Sarah Cen, a graduate of the Laboratory for Information and Decision Systems (LIDS) has experienced how she explored the interplay between humans and artificial intelligence systems, to help build accountability and trust.
Cen entered LIDS in 2018 after a circuitous trip. She originally became interested in research during her undergraduate studies in mechanical engineering at Princeton University. She switched gears for her master’s degree, working at Oxford University on radar solutions in mobile robots (mainly for self-driving cars).
She became interested in AI algorithms there, concerned about when and why things go wrong. As a result, she moved to MIT and LIDS for her Ph.D. research, where she worked with Professor Devavrat Shah in the Department of Electrical Engineering and Computer Science to get a better theoretical understanding of information systems.
Cen has worked on a variety of initiatives at LIDS with Shah and other partners, many of which are related to her interest in the connections between humans and computational systems. Cen is working on a project that looks into ways to regulate social media. Her recent research has developed a method for converting human-readable regulations into audits that can be implemented.
A version of the famous trolley issue, which offers a philosophical choice between two bad consequences, was brought up during a discussion on ethical artificial intelligence.
Assume a self-driving car is traveling down a tiny alley with an old woman on one side and a little child on the other, with no way to thread between them without causing a fatality. Who should the car collide with?
The speaker then stated, “Let us take a step back.” Is this even the right question to be asking?
Cen’s life changed after that. Instead of considering the point of contact, a self-driving car could have avoided choosing between two poor possibilities by making a decision earlier — the speaker pointed out that while approaching the alley, the car could have detected that the space was narrow and decreased to a safe speed.
Recognizing that current AI safety approaches are often akin to the trolley problem, focusing on downstream regulation such as liability after someone is left with no good options, Cen wondered: What if we could design better upstream and downstream safeguards for such problems? Much of Cen’s work has been influenced by this question.
Cen claims that “engineering systems are not isolated from the social systems on which they intervene.” Ignoring this truth may result in instruments that are either ineffective or, more concerning, hazardous when deployed.
Cen is also investigating whether people can achieve good long-term outcomes when they are not only competing for resources but also don’t know which resources are best for them.

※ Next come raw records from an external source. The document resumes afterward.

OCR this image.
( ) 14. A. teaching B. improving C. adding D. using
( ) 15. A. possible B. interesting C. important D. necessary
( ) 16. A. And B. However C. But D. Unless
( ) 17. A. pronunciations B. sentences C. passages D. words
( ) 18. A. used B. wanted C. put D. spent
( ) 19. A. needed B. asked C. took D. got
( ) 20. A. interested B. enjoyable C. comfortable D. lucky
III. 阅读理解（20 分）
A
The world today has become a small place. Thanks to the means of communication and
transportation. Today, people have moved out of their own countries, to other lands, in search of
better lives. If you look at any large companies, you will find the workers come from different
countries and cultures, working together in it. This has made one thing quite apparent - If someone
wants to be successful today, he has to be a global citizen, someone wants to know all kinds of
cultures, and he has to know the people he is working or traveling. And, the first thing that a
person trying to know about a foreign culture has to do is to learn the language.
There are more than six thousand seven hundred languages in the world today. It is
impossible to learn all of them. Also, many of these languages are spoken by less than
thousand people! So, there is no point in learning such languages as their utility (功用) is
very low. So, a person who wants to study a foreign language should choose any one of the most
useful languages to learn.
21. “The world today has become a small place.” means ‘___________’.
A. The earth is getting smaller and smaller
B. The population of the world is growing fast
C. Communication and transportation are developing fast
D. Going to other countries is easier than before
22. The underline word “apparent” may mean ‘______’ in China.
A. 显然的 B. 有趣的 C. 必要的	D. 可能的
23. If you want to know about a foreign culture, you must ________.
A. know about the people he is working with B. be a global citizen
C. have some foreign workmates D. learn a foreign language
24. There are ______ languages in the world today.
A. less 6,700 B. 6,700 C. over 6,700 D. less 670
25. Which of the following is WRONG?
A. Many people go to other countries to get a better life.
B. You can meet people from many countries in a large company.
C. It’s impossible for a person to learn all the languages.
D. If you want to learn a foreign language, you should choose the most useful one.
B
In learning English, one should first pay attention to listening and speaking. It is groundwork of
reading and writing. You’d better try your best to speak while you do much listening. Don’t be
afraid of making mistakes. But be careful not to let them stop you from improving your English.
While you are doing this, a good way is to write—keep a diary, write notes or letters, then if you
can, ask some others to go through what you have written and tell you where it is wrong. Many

Cen’s research looks at the relationship between learning and competition, examining if people on both sides of the matching market can be happy.
Cen and Shah discovered that it is possible to achieve a stable outcome (workers aren’t incentivized to leave the matching market), minimal regret (workers are content with their long-term outcomes), fairness (happiness is evenly distributed), and high social welfare by modeling such matching markets.

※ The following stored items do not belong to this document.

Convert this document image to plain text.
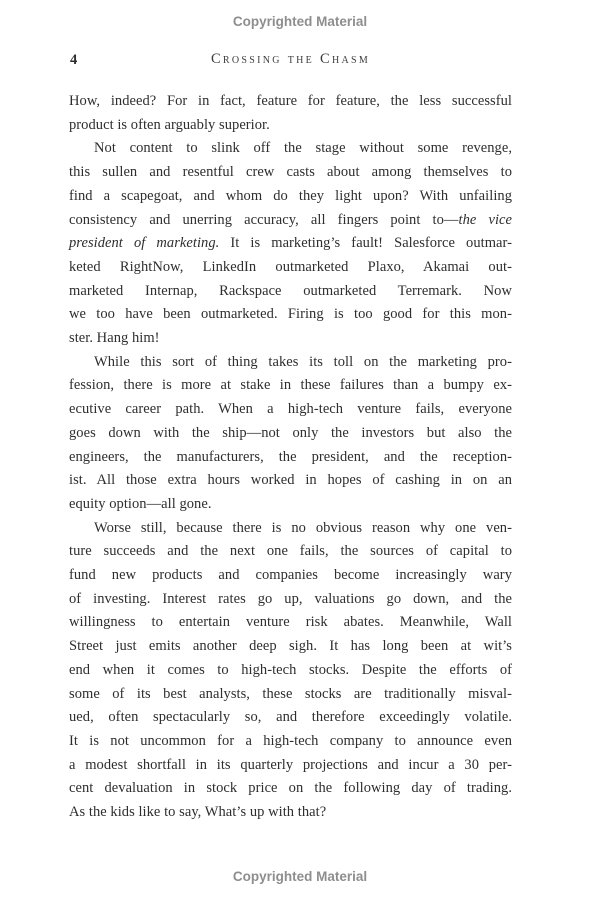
Copyrighted Material
4	Crossing the Chasm
How, indeed? For in fact, feature for feature, the less successful
product is often arguably superior.
Not content to slink off the stage without some revenge,
this sullen and resentful crew casts about among themselves to
find a scapegoat, and whom do they light upon? With unfailing
consistency and unerring accuracy, all fingers point to—the vice
president of marketing. It is marketing’s fault! Salesforce outmar-
keted RightNow, LinkedIn outmarketed Plaxo, Akamai out-
marketed Internap, Rackspace outmarketed Terremark. Now
we too have been outmarketed. Firing is too good for this mon-
ster. Hang him!
While this sort of thing takes its toll on the marketing pro-
fession, there is more at stake in these failures than a bumpy ex-
ecutive career path. When a high-tech venture fails, everyone
goes down with the ship—not only the investors but also the
engineers, the manufacturers, the president, and the reception-
ist. All those extra hours worked in hopes of cashing in on an
equity option—all gone.
Worse still, because there is no obvious reason why one ven-
ture succeeds and the next one fails, the sources of capital to
fund new products and companies become increasingly wary
of investing. Interest rates go up, valuations go down, and the
willingness to entertain venture risk abates. Meanwhile, Wall
Street just emits another deep sigh. It has long been at wit’s
end when it comes to high-tech stocks. Despite the efforts of
some of its best analysts, these stocks are traditionally misval-
ued, often spectacularly so, and therefore exceedingly volatile.
It is not uncommon for a high-tech company to announce even
a modest shortfall in its quarterly projections and incur a 30 per-
cent devaluation in stock price on the following day of trading.
As the kids like to say, What’s up with that?
Copyrighted Material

Cen’s work in the MIT community has also been guided by the principles of inclusion.
She helped organize the inaugural GW6 research summit featuring the research of women graduate students as one of three co-presidents of the Graduate Women in MIT EECS student group, not only to showcase positive role models to students but also to highlight the many successful graduate women at MIT who are not to be underestimated.
On the final note, Cen noted that a system that takes steps to address bias, whether in computing or in the community, has legitimacy and confidence. “Accountability, legitimacy, and trust are all important elements in society, and they will ultimately determine whether institutions survive over time.”